Had Rothkopf been paying attention these past few years, he also might have recognized that many of the new diplomatic partnerships to solve those global, transnational problems that Obama and Clinton talk about so often — dare I say, the "minilateralism" agenda — were Bush administration creations: not just the G-20, as Rothkopf concedes, but also the Proliferation Security Initiative, the Major Economies Forum on Energy Security and Climate Change, the GCC+2, the P5+1, the Quartet (and the Arab Quartet), the Global Partnership on Avian and Pandemic Influenza, the Six Party framework, etc., etc.
He might have understood that America’s new strategic relationships with emerging powers are also a Bush-era inheritance.

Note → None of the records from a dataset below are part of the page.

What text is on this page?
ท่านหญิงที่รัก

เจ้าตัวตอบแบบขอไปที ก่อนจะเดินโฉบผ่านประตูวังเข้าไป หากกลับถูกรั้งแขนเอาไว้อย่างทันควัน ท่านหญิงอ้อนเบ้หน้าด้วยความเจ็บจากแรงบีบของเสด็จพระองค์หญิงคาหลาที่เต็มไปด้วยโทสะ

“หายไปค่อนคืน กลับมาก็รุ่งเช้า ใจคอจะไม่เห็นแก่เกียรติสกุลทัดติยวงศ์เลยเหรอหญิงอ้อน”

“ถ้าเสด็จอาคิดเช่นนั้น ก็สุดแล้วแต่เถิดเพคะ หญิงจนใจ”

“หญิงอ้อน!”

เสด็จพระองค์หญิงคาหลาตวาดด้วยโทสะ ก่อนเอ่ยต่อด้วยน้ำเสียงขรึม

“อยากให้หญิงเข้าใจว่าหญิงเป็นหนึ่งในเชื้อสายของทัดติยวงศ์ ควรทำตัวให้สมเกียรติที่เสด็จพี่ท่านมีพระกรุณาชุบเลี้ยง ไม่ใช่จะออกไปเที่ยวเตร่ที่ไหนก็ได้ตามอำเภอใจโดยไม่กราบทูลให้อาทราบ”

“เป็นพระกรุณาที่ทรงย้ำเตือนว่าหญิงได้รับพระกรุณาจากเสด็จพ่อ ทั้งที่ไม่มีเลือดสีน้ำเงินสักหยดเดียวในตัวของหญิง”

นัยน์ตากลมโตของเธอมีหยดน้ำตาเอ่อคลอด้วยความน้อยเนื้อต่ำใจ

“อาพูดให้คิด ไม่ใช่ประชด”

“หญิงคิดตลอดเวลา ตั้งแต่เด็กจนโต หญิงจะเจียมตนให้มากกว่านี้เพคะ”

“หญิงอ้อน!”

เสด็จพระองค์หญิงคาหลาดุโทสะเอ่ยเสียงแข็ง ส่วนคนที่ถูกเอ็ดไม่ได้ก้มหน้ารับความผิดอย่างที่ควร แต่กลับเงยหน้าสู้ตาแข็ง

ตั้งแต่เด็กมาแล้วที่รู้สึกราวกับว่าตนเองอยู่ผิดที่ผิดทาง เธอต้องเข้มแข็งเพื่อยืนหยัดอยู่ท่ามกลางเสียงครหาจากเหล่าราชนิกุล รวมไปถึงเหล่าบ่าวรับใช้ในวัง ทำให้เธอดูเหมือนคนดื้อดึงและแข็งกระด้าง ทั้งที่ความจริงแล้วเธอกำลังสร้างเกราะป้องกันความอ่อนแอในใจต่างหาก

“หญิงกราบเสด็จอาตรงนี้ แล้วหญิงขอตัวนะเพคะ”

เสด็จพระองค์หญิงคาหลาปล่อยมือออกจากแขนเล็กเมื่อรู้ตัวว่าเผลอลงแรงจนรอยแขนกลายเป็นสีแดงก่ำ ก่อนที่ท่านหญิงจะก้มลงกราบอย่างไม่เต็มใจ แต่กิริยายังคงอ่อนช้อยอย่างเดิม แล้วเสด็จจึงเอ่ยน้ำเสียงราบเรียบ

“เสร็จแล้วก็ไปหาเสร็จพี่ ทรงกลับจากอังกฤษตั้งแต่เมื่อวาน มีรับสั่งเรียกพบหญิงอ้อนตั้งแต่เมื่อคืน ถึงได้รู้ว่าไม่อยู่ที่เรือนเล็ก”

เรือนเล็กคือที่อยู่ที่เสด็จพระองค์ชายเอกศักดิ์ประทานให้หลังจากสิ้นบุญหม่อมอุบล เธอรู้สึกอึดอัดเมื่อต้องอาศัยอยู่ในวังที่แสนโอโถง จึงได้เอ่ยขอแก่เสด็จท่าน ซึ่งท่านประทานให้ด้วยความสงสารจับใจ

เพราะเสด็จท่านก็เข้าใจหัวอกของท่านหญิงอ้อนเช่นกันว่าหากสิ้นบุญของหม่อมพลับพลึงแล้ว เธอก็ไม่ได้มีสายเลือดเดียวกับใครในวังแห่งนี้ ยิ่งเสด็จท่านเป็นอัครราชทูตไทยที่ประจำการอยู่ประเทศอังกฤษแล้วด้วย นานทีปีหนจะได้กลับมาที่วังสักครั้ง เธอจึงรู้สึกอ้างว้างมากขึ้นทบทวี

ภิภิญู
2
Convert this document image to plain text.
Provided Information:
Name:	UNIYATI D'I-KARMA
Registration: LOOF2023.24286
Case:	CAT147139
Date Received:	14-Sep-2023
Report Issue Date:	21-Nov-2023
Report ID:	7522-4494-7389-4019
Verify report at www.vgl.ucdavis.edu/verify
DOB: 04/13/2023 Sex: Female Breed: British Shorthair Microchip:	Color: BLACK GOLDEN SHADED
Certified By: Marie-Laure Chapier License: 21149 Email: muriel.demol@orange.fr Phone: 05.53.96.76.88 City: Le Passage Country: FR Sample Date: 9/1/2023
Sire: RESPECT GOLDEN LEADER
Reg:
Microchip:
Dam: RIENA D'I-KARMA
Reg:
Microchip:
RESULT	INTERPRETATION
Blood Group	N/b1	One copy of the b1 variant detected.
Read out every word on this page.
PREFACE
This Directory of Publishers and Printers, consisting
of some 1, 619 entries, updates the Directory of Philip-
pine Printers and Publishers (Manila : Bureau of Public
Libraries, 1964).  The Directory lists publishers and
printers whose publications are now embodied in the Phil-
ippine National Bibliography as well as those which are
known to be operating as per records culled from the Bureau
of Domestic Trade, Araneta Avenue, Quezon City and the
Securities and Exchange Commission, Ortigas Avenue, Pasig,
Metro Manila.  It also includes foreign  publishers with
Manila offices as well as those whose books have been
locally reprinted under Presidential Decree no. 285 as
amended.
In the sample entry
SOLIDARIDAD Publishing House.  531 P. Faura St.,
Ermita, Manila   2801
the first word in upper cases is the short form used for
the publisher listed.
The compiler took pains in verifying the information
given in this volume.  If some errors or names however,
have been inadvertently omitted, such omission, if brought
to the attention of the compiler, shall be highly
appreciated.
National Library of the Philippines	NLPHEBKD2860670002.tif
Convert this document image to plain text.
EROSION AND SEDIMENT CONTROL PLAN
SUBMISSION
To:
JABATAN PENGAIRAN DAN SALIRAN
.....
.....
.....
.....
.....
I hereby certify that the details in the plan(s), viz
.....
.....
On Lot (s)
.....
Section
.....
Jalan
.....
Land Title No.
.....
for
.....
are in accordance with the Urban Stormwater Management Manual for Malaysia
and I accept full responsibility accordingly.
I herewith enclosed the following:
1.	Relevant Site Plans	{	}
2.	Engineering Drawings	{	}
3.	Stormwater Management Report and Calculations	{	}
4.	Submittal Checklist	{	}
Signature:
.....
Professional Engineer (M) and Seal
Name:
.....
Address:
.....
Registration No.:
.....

As is the recognition of what Rothkopf calls "the indispensability of collaborating with others." (For example, he quotes approvingly from Clinton’s CFR speech: "We will put special emphasis on encouraging major and emerging global powers — China, India, Russia and Brazil, as well as Turkey, Indonesia and South Africa — to be full partners in tackling the global agenda." Sounds good to me, but I thought it sounded even better four years ago in the original Condi: "In the 21st century, emerging nations like India and China and Brazil and Egypt and Indonesia and South Africa are increasingly shaping the course of history…. And the United States is working with our many partners … to build a true form of global stability, a balance of power that favors freedom.")
I could go on, but suffice it to say, this does not a transformation make.
What’s more annoying is that Rothkopf totally misses and even obscures the real point about Obama and Clinton’s foreign policy thus far: It’s not how much or how little they have changed things up until now, but what they have to show for their efforts. To be fair, it’s not nothing. They have cleared the air and signaled a fresh start, and recent polls confirm that many in the world are thinking better about America since Obama took over. That’s good, but actual cooperation has not always followed. Our NATO allies have passed on sending more troops to Afghanistan and on lifting restrictions on those already there. Nor are they and others lining up to help us close Guantanamo. India and China don’t share any of Obama’s enthusiasm for a climate change deal. Virtually the only thing we can agree on with Russia is that we should only have a couple thousand nukes between us. Pakistan is still dysfunctional and supporting terrorism. Iran and North Korea are all middle fingers and no unclenched fists. Time will tell of course, but rarely has a U.S. administration been so well liked, so eager to engage with others, and had so little to show for it.
This should be a helpful reminder that the world doesn’t revolve around America, even if Barack Obama and Hillary Clinton are leading its foreign policy. We still live in a world of nations, and those nations have interests, and where their basic interests clash with ours, these nations won’t be any more willing to compromise them for America’s sake. This trend is only becoming more pronounced, as all those big emerging powers grow bigger, and stronger, and richer, and more assertive in pushing their interests. This is today’s reality, and it has been mugging the Obama administration since January. If only reality would do a little more mugging of David Rothkopf. It might pull him out of his la-la-land and spare him future embarrassment.